The Central Bank has allowed free transfers between individuals and simplified transactions involving securities.

Why is this important

Changes in foreign exchange regulation directly affect the ease of conducting transactions, the investment climate, and the transparency of financial flows. Simplifying procedures reduces the administrative burden on businesses and speeds up settlements in the capital market. Expanding opportunities for individuals and investors increases the attractiveness of the financial system.
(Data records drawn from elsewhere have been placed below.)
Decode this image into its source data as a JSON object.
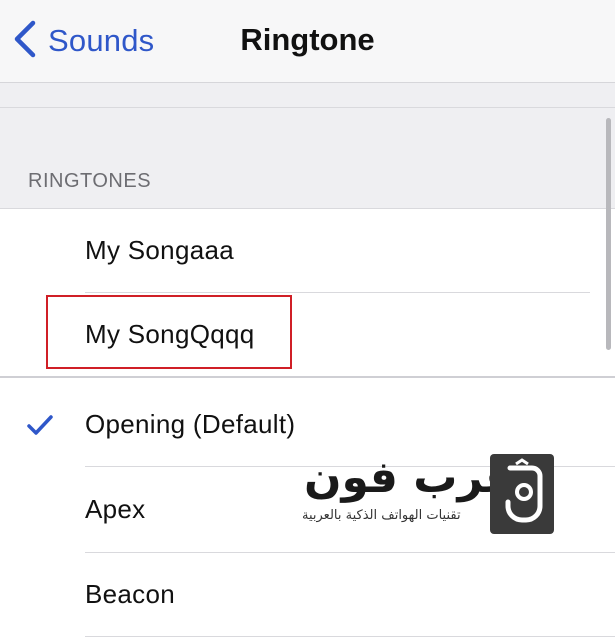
{
  "nav": {
    "back_label": "Sounds",
    "title": "Ringtone"
  },
  "section": {
    "header": "RINGTONES"
  },
  "custom_ringtones": [
    {
      "label": "My Songaaa",
      "selected": false
    },
    {
      "label": "My SongQqqq",
      "selected": false,
      "highlighted": true
    }
  ],
  "builtin_ringtones": [
    {
      "label": "Opening (Default)",
      "selected": true
    },
    {
      "label": "Apex",
      "selected": false
    },
    {
      "label": "Beacon",
      "selected": false
    }
  ],
  "watermark": {
    "name": "عرب فون",
    "tagline": "تقنيات الهواتف الذكية بالعربية"
  },
  "colors": {
    "accent": "#2f57c9",
    "highlight_box": "#d01f26",
    "grouped_background": "#efeff2"
  }
}
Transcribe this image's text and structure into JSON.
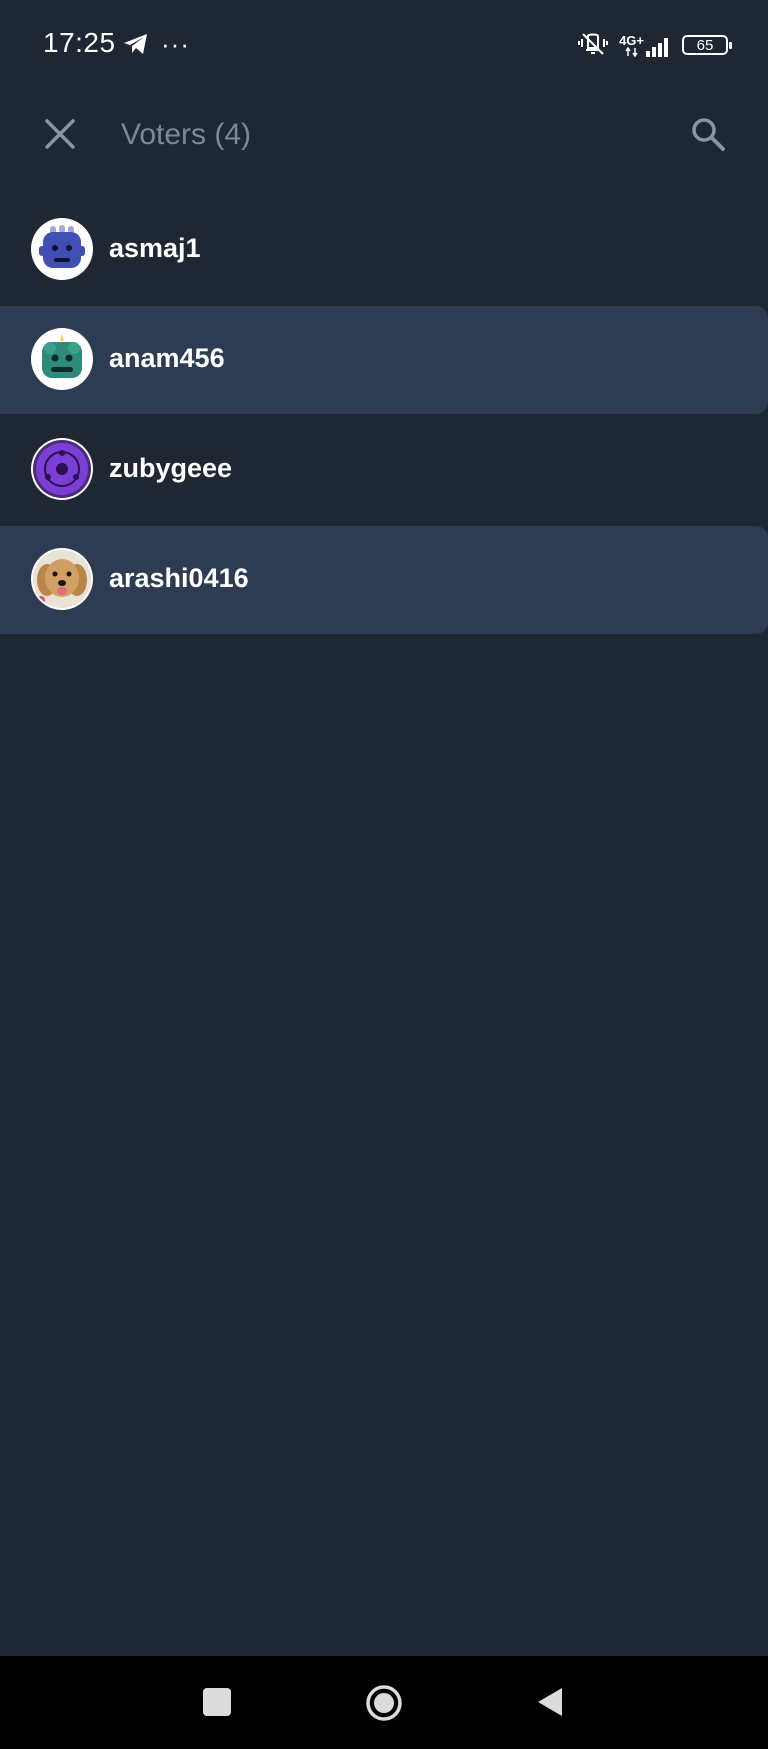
{
  "status_bar": {
    "time": "17:25",
    "more": "···",
    "network": "4G+",
    "battery": "65"
  },
  "header": {
    "title": "Voters (4)",
    "close_icon": "close-icon",
    "search_icon": "search-icon"
  },
  "voters": [
    {
      "name": "asmaj1",
      "avatar": "blue-robot-avatar"
    },
    {
      "name": "anam456",
      "avatar": "green-monster-avatar"
    },
    {
      "name": "zubygeee",
      "avatar": "purple-eye-avatar"
    },
    {
      "name": "arashi0416",
      "avatar": "dog-photo-avatar"
    }
  ],
  "colors": {
    "background": "#1f2733",
    "highlight_row": "#2d3c52",
    "title_text": "#7d8894"
  }
}
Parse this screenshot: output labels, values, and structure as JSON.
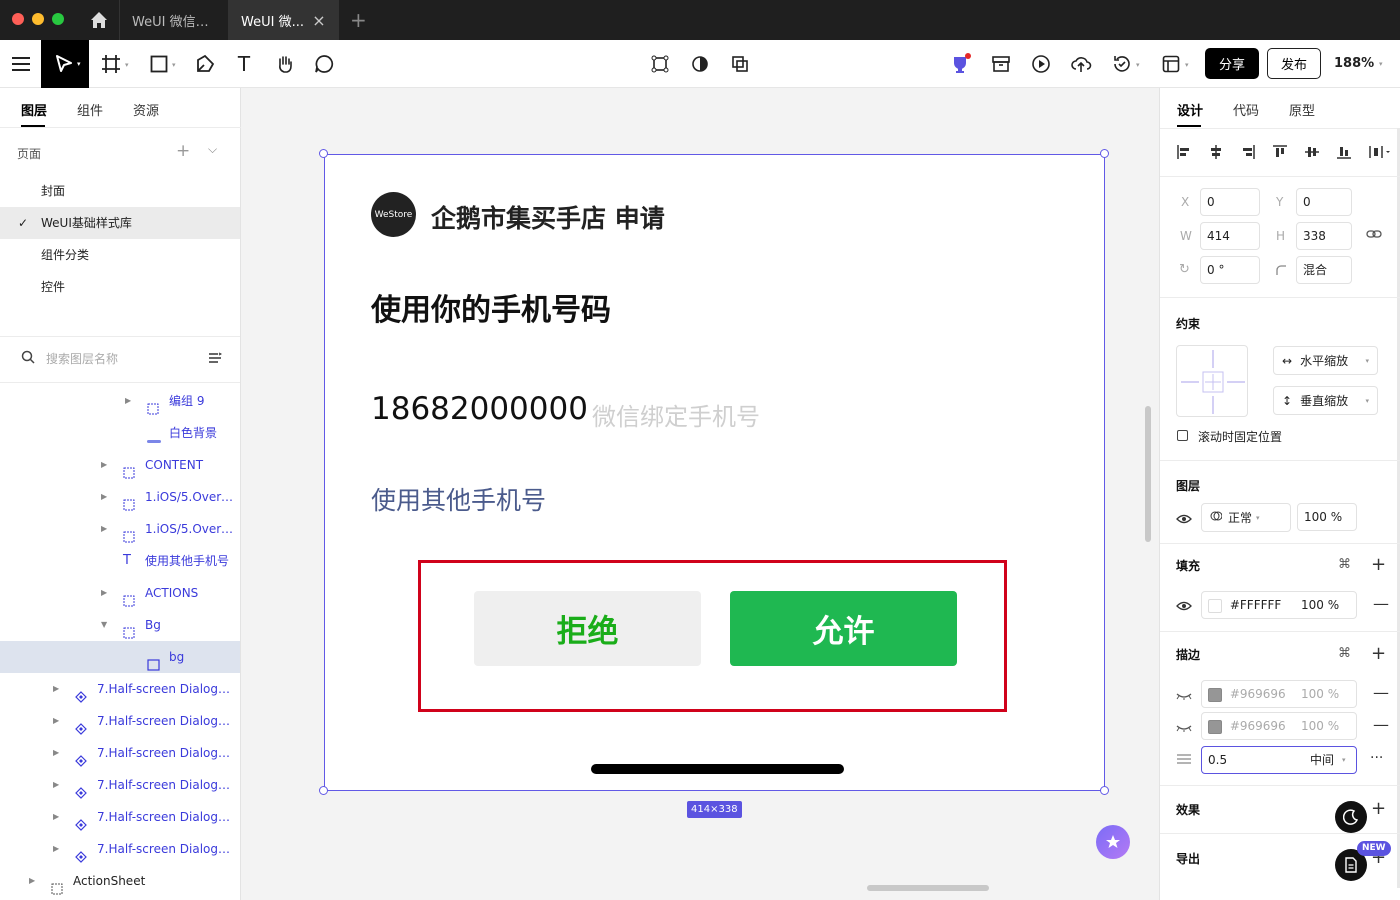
{
  "window": {
    "tabs": [
      {
        "label": "WeUI 微信小..."
      },
      {
        "label": "WeUI 微..."
      }
    ]
  },
  "toolbar": {
    "share_label": "分享",
    "publish_label": "发布",
    "zoom": "188%"
  },
  "left_panel": {
    "tabs": [
      "图层",
      "组件",
      "资源"
    ],
    "pages_header": "页面",
    "pages": [
      {
        "label": "封面"
      },
      {
        "label": "WeUI基础样式库"
      },
      {
        "label": "组件分类"
      },
      {
        "label": "控件"
      }
    ],
    "search_placeholder": "搜索图层名称",
    "layers": [
      {
        "label": "编组 9"
      },
      {
        "label": "白色背景"
      },
      {
        "label": "CONTENT"
      },
      {
        "label": "1.iOS/5.Overri..."
      },
      {
        "label": "1.iOS/5.Overri..."
      },
      {
        "label": "使用其他手机号"
      },
      {
        "label": "ACTIONS"
      },
      {
        "label": "Bg"
      },
      {
        "label": "bg"
      },
      {
        "label": "7.Half-screen Dialog/..."
      },
      {
        "label": "7.Half-screen Dialog/..."
      },
      {
        "label": "7.Half-screen Dialog/..."
      },
      {
        "label": "7.Half-screen Dialog/L..."
      },
      {
        "label": "7.Half-screen Dialog/..."
      },
      {
        "label": "7.Half-screen Dialog/..."
      },
      {
        "label": "ActionSheet"
      }
    ]
  },
  "canvas": {
    "logo_text": "WeStore",
    "app_title": "企鹅市集买手店 申请",
    "heading": "使用你的手机号码",
    "phone_number": "18682000000",
    "phone_hint": "微信绑定手机号",
    "other_phone": "使用其他手机号",
    "reject_label": "拒绝",
    "allow_label": "允许",
    "size_badge": "414×338"
  },
  "right_panel": {
    "tabs": [
      "设计",
      "代码",
      "原型"
    ],
    "x_label": "X",
    "x_value": "0",
    "y_label": "Y",
    "y_value": "0",
    "w_label": "W",
    "w_value": "414",
    "h_label": "H",
    "h_value": "338",
    "rotation_value": "0 °",
    "radius_value": "混合",
    "constraints_title": "约束",
    "horizontal_constraint": "水平缩放",
    "vertical_constraint": "垂直缩放",
    "fix_scroll_label": "滚动时固定位置",
    "layer_title": "图层",
    "blend_mode": "正常",
    "layer_opacity": "100 %",
    "fill_title": "填充",
    "fill_hex": "#FFFFFF",
    "fill_opacity": "100 %",
    "stroke_title": "描边",
    "strokes": [
      {
        "hex": "#969696",
        "opacity": "100 %"
      },
      {
        "hex": "#969696",
        "opacity": "100 %"
      }
    ],
    "stroke_width": "0.5",
    "stroke_position": "中间",
    "effects_title": "效果",
    "export_title": "导出",
    "new_badge": "NEW"
  },
  "colors": {
    "accent": "#6159e6",
    "wechat_green": "#1fb851",
    "highlight_red": "#d0021b",
    "stroke_gray": "#969696"
  }
}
For the state, this is a step toward further liberalizing the foreign exchange market and strengthening oversight through digital tools.

What happened

  • The Central Bank of Uzbekistan approved amendments to the rules for conducting foreign exchange operations through Resolution No. 10/9 dated March 30, 2026.
  • The document is aimed at simplifying foreign exchange operations, developing the capital market, and increasing the transparency of financial processes.
  • The new rules provide for expanded opportunities for individuals, businesses, and foreign investors.

Numbers and facts

  • Individuals are now allowed to transfer funds to one another from any bank accounts for non-commercial purposes, regardless of citizenship.
  • Foreign citizens have been granted the right to carry out domestic foreign exchange transactions related to investments, donations, and inheritance.
  • Legal entities are no longer required to submit additional documents when purchasing foreign currency for securities transactions — a document confirming the issuance of the security is sufficient.
  • Foreign investors will be able to freely repatriate proceeds from the sale of securities, dividends, and other income on the basis of their own application.
  • All foreign currency purchase and sale transactions, including online deals, are subject to mandatory registration in the foreign exchange transaction accounting information system (FERUz).
  • Legal entities are allowed to make technical corrections to foreign currency purchase applications in the case of minor errors, reducing the risk of transaction rejection.
  • Individuals may receive cash foreign currency without restrictions within the limits of funds held in their accounts, while for legal entities specific purposes for cash withdrawals have been established, including business trips and the return of contributions to authorized capital.
  • Banks are required to record foreign exchange transactions in a centralized system, which will improve market transparency and oversight.

Context

  • For businesses, this means less bureaucracy in foreign exchange operations and simpler procedures for working with securities.
  • For investors, clearer conditions are being created for withdrawing funds and participating in the financial market.
  • For citizens, opportunities for transfers and access to foreign currency are expanding, while transaction transparency and regulatory oversight are also being strengthened.